The developments of new generation sensor technology rely significantly on the improvement of wireless power supply technology in microelectronic devices. In fact, energy to supply microelectronic devices can be scavenged directly from latent power source of environment. The device which picks up energy from environment is called“energy harvester”. The piezoelectric energy harvester has the best performance among common energy harvesters (electrostatic energy harvesters, electromagnetic energy harvesters and piezoelectric energy harvesters etc.). Considering the previous research about piezoelectric energy harvesters concentrate on the piezoelectric structure’s optimization, however the electric circuit’s side is simplified to impedance or system damping; or concentrate on the electric circuit’s optimization and the piezoelectric side is simplified to current source, treating like these neglect the coupling action between piezoelectric side and electric circuit side, so the high performance harvester can not be obtained.
Specific contents as follows:
(1) From three-dimension piezoelectric fundamental equation, we set up dynamic equations of piezoelectric structure with beam, plate and shell. It is useful to design and analyses on microelectronic device.
(2) This paper builds up coupling action model of bimorph beam-type harvester and RLC power storage circuit. We study the nonlinear coupling law between harvesting process and store process by means of multiple time scale method, and analyze on mechanism of important structure parameters and circuit parameters of harvester on its performance. Base on this, we optimize on performance of whole energy harvester.
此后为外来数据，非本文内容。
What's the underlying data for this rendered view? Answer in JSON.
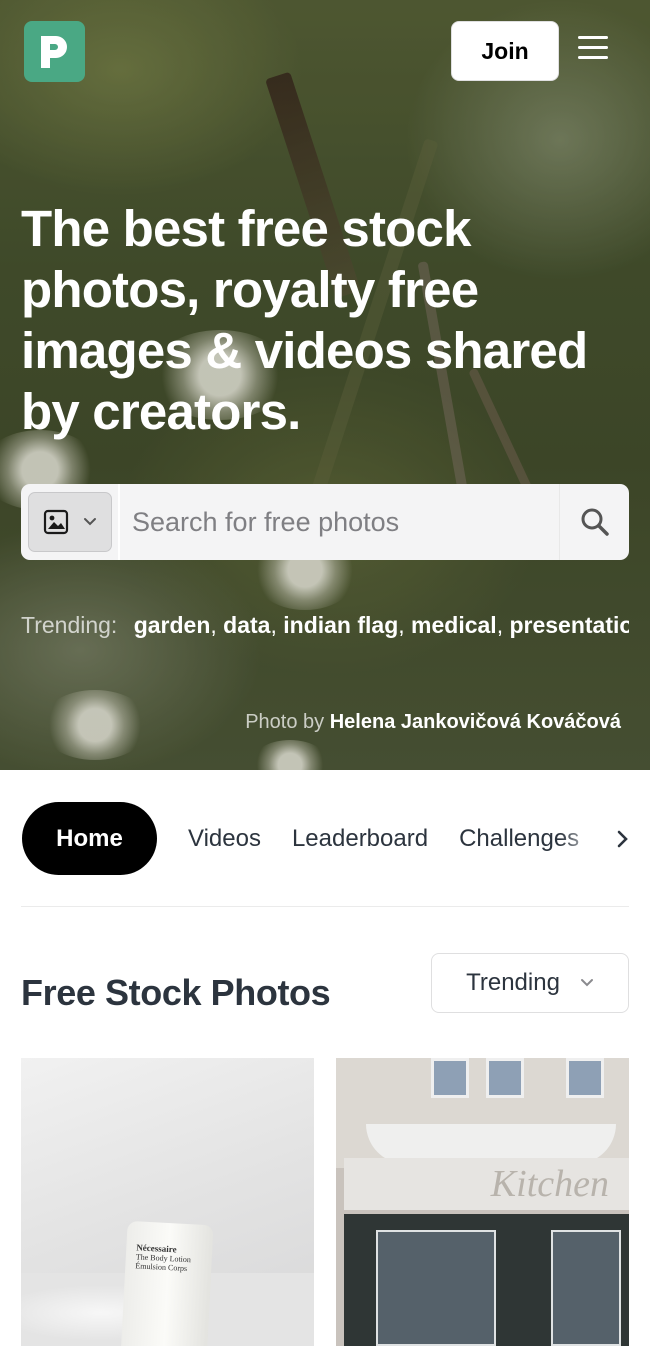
{
  "header": {
    "logo_letter": "P",
    "join_label": "Join",
    "menu_icon": "hamburger-menu-icon"
  },
  "hero": {
    "headline": "The best free stock photos, royalty free images & videos shared by creators.",
    "search": {
      "type_icon": "image-icon",
      "placeholder": "Search for free photos",
      "search_icon": "magnifier-icon"
    },
    "trending": {
      "label": "Trending:",
      "items": [
        "garden",
        "data",
        "indian flag",
        "medical",
        "presentation"
      ]
    },
    "credit": {
      "prefix": "Photo by",
      "author": "Helena Jankovičová Kováčová"
    }
  },
  "tabs": [
    {
      "label": "Home",
      "active": true
    },
    {
      "label": "Videos",
      "active": false
    },
    {
      "label": "Leaderboard",
      "active": false
    },
    {
      "label": "Challenges",
      "active": false
    }
  ],
  "section": {
    "title": "Free Stock Photos",
    "sort_value": "Trending"
  },
  "photos": [
    {
      "product_text": [
        "Nécessaire",
        "The Body Lotion",
        "Émulsion Corps"
      ]
    },
    {
      "sign_text": "Kitchen"
    }
  ],
  "colors": {
    "brand": "#4aa884",
    "active_tab_bg": "#000000",
    "text": "#2c343e"
  }
}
(3) We propose a kind of low frequency piezoelectric energy harvester structure using spiral-shaped bimorph, and build a coupling counting model for the energy harvester by using transfer matrix method. Analyze and discuss the affection of harvester system parameters on its performance. Piezoelectric structure picks up energy to power microelectronics directly and no need to storage. This type of harvester suits to scavenge energy from ambient with high vibration level. This means that energy is no need to accumulate and enough to ensure microelectronic device keeps working effectively.
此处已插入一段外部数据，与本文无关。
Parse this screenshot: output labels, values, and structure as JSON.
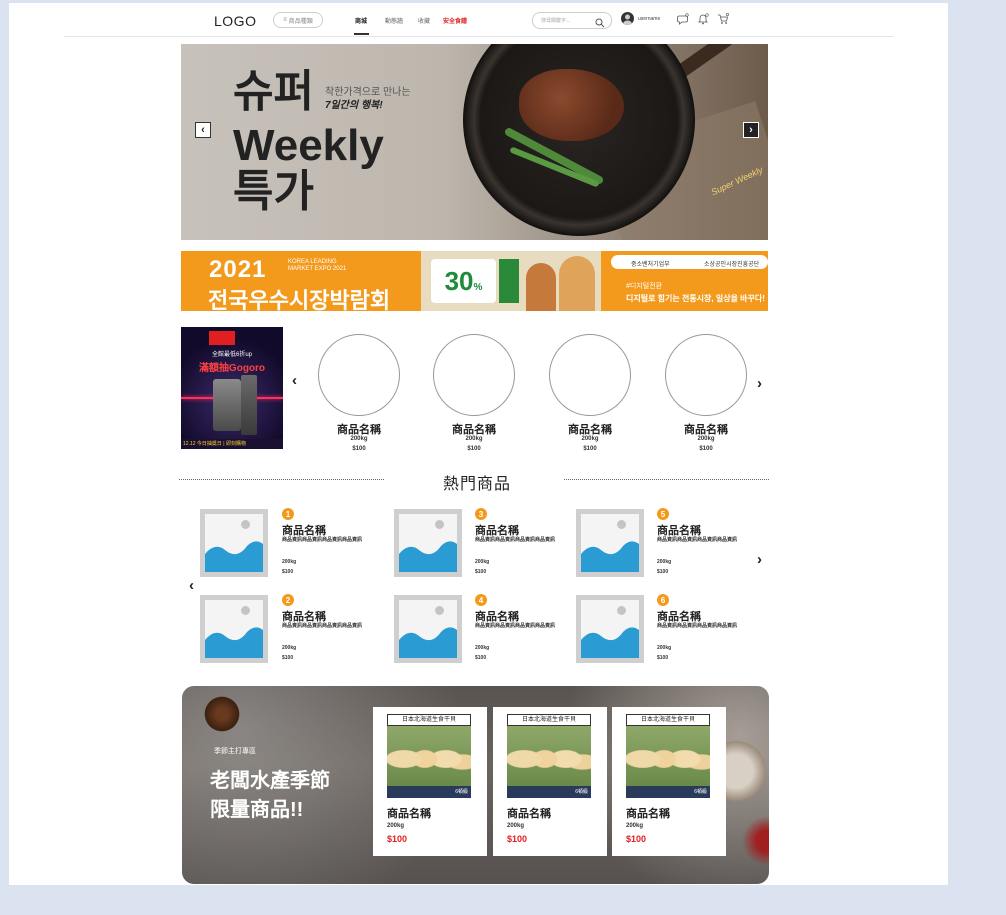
{
  "nav": {
    "logo": "LOGO",
    "category_button": "商品種類",
    "links": [
      {
        "label": "商城",
        "active": true
      },
      {
        "label": "動態牆"
      },
      {
        "label": "收藏"
      },
      {
        "label": "安全食譜",
        "highlight": true
      }
    ],
    "search_placeholder": "搜尋關鍵字...",
    "username": "username",
    "icons": [
      "search-icon",
      "user-avatar",
      "chat-icon",
      "notification-icon",
      "cart-icon"
    ]
  },
  "hero": {
    "title_line1": "슈퍼",
    "title_line2": "Weekly",
    "title_line3": "특가",
    "sub_line1": "착한가격으로 만나는",
    "sub_line2": "7일간의 행복!",
    "signature": "Super Weekly",
    "prev": "‹",
    "next": "›"
  },
  "expo": {
    "year": "2021",
    "en_line1": "KOREA LEADING",
    "en_line2": "MARKET EXPO 2021",
    "ko_title": "전국우수시장박람회",
    "discount": "30",
    "discount_unit": "%",
    "org1": "중소벤처기업부",
    "org2": "소상공인시장진흥공단",
    "tagline1": "#디지털전환",
    "tagline2": "디지털로 힘기는 전통시장, 일상을 바꾸다!"
  },
  "promo": {
    "line1": "全館最低6折up",
    "line2": "滿額抽Gogoro",
    "date": "12.12 今日抽獎日 | 即刻購物"
  },
  "circles": {
    "prev": "‹",
    "next": "›",
    "items": [
      {
        "name": "商品名稱",
        "weight": "200kg",
        "price": "$100"
      },
      {
        "name": "商品名稱",
        "weight": "200kg",
        "price": "$100"
      },
      {
        "name": "商品名稱",
        "weight": "200kg",
        "price": "$100"
      },
      {
        "name": "商品名稱",
        "weight": "200kg",
        "price": "$100"
      }
    ]
  },
  "hot": {
    "title": "熱門商品",
    "prev": "‹",
    "next": "›",
    "items": [
      {
        "rank": "1",
        "name": "商品名稱",
        "desc": "商品資訊商品資訊商品資訊商品資訊",
        "weight": "200kg",
        "price": "$100"
      },
      {
        "rank": "3",
        "name": "商品名稱",
        "desc": "商品資訊商品資訊商品資訊商品資訊",
        "weight": "200kg",
        "price": "$100"
      },
      {
        "rank": "5",
        "name": "商品名稱",
        "desc": "商品資訊商品資訊商品資訊商品資訊",
        "weight": "200kg",
        "price": "$100"
      },
      {
        "rank": "2",
        "name": "商品名稱",
        "desc": "商品資訊商品資訊商品資訊商品資訊",
        "weight": "200kg",
        "price": "$100"
      },
      {
        "rank": "4",
        "name": "商品名稱",
        "desc": "商品資訊商品資訊商品資訊商品資訊",
        "weight": "200kg",
        "price": "$100"
      },
      {
        "rank": "6",
        "name": "商品名稱",
        "desc": "商品資訊商品資訊商品資訊商品資訊",
        "weight": "200kg",
        "price": "$100"
      }
    ]
  },
  "season": {
    "label": "季節主打專區",
    "title_line1": "老闆水產季節",
    "title_line2": "限量商品!!",
    "cards": [
      {
        "banner": "日本北海道生食干貝",
        "tag": "6頓級",
        "name": "商品名稱",
        "weight": "200kg",
        "price": "$100"
      },
      {
        "banner": "日本北海道生食干貝",
        "tag": "6頓級",
        "name": "商品名稱",
        "weight": "200kg",
        "price": "$100"
      },
      {
        "banner": "日本北海道生食干貝",
        "tag": "6頓級",
        "name": "商品名稱",
        "weight": "200kg",
        "price": "$100"
      }
    ]
  },
  "colors": {
    "accent_orange": "#f39a1c",
    "price_red": "#e02020",
    "page_bg": "#dbe3f0"
  }
}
(4) This paper brings forward to set up a self-adaptive energy harvester mode with lower working frequency, better performance and longer service life time. It has two important characteristic: firstly, through modulating duty cycle of circuit parameter, piezoelectric structure can be optimized even under situation of varied vibration amplitude; secondly, introduction of SSHI into piezoelectric part further elongates the close time of the rectifier, and can pick up much more energy from vibration environment. The piezoelectric structure and storage circuit are coupled into a whole, and set up a coupling action model between harvesting process and storing process. Comprehensive calculates on harvesting-storing coupling process by means of multiple time scale. According to the results, integral optimum design on the harvester. This kind of harvester has a good performance, and stores the harvesting energy effectively, even under the low level environmental vibration. This kind of harvester has a wide-rang to supply energy to microelectronic device.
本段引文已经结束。